Image Source : China Visual

BEIJING, September 30 (TMTPOST) – Onewo, a subsidiary of property developer China Vanke, was officially listed on the Hong Kong Stock Exchange (HKSE) on Thursday, closing at HK$46.0 ($5.86) per share on the first day, down 6.79% from the issue price.

It aims to raise up to HK$6.15bilion ($783.54milion)

The final offer price of the H shares in this global offering of Onewo is HK$49.35 ($6.3) per share, with a market value of about HK$57.598 billion ($7.34 billion) after the completion of the global offering. After the first day, the market value of Onewo was about HK$53.688 billion ($6.84 billion).

Onewo's transaction will become Hong Kong's largest IPO this year.

According to data from the HKSE, there were 48 new listings in Hong Kong from January to August in 2022, raising a total of 56 billion Hong Kong dollars ($7.1 billion) – a sharp drop from the same period in 2021, in which there were 69 new listings that raised 271.4 billion Hong Kong dollars ($34.6 billion).

As the controlling shareholder of Onewo, Vanke is, directly and indirectly, holding 56.6% of the total share capital of Onewo after the completion of the offering. The IPO offering ratio of Onewo is 10% of the issued share capital, about 116.7 million shares. Among them, the cornerstone investors of Onewo subscribed 43.83 million shares, accounting for 3.76%. Based on the offer price per share, Onewo raised approximately HK$5.6 billion ($713 million) after deducting underwriting commissions and other costs.
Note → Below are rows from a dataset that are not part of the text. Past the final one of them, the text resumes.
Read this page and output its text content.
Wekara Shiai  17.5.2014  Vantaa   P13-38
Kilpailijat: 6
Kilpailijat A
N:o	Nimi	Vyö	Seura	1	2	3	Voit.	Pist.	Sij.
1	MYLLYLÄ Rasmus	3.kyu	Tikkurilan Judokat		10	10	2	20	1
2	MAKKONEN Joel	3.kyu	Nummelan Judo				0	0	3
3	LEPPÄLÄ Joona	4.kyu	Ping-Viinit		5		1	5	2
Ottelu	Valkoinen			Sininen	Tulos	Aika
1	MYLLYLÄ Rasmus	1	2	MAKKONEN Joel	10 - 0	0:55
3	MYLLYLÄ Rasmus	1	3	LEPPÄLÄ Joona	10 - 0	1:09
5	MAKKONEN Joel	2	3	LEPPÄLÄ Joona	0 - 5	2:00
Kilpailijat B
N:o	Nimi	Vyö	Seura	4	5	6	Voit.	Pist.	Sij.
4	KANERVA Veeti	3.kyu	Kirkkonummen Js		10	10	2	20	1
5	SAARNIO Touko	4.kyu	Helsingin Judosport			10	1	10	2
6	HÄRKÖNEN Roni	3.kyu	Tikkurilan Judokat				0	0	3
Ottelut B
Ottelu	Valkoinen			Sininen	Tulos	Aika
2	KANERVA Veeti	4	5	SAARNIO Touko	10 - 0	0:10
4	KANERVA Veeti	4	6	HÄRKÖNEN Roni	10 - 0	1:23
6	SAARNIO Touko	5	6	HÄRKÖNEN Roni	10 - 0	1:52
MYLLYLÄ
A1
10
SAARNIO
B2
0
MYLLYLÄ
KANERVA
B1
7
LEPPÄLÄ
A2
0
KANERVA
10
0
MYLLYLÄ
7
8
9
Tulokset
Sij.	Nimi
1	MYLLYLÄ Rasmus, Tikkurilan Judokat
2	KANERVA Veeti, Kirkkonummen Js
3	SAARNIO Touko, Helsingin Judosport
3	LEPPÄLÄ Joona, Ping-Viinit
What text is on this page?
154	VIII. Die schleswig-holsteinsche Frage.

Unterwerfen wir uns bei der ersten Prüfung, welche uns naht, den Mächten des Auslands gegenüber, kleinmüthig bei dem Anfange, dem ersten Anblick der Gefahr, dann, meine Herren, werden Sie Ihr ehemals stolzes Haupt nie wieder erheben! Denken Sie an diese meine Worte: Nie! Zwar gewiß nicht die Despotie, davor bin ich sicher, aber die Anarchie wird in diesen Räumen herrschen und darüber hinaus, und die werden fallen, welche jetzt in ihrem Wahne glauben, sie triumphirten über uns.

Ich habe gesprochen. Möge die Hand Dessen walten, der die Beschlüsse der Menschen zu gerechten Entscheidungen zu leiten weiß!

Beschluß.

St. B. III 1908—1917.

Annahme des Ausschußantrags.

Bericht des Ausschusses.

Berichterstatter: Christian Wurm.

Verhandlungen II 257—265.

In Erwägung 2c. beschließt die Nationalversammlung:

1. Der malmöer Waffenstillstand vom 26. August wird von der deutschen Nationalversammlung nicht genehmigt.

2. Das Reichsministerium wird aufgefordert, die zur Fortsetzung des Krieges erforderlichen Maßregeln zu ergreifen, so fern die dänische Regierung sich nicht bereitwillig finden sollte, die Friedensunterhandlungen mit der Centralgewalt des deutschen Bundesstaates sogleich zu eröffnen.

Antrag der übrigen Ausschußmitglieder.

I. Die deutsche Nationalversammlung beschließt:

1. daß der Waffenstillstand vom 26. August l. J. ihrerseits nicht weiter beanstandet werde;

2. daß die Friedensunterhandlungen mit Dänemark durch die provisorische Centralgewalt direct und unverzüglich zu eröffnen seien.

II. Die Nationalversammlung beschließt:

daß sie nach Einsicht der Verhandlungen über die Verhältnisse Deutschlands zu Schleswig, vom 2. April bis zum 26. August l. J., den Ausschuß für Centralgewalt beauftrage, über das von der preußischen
Some analysts believe that the fundamental reason the diversified cornerstone investors are willing to invest in Onewo at this time is still that its valuation is suppressed by the market environment. With Onewo's positioning, scale, and operational quality, it is of great potential. As Yu Liang, Chairman of Vanke's Board of Directors, said at the Onewo IPO ceremony, "Vanke does not care about the valuation of Onewo, but more about its future long-term performance. Time will prove the value of Onewo."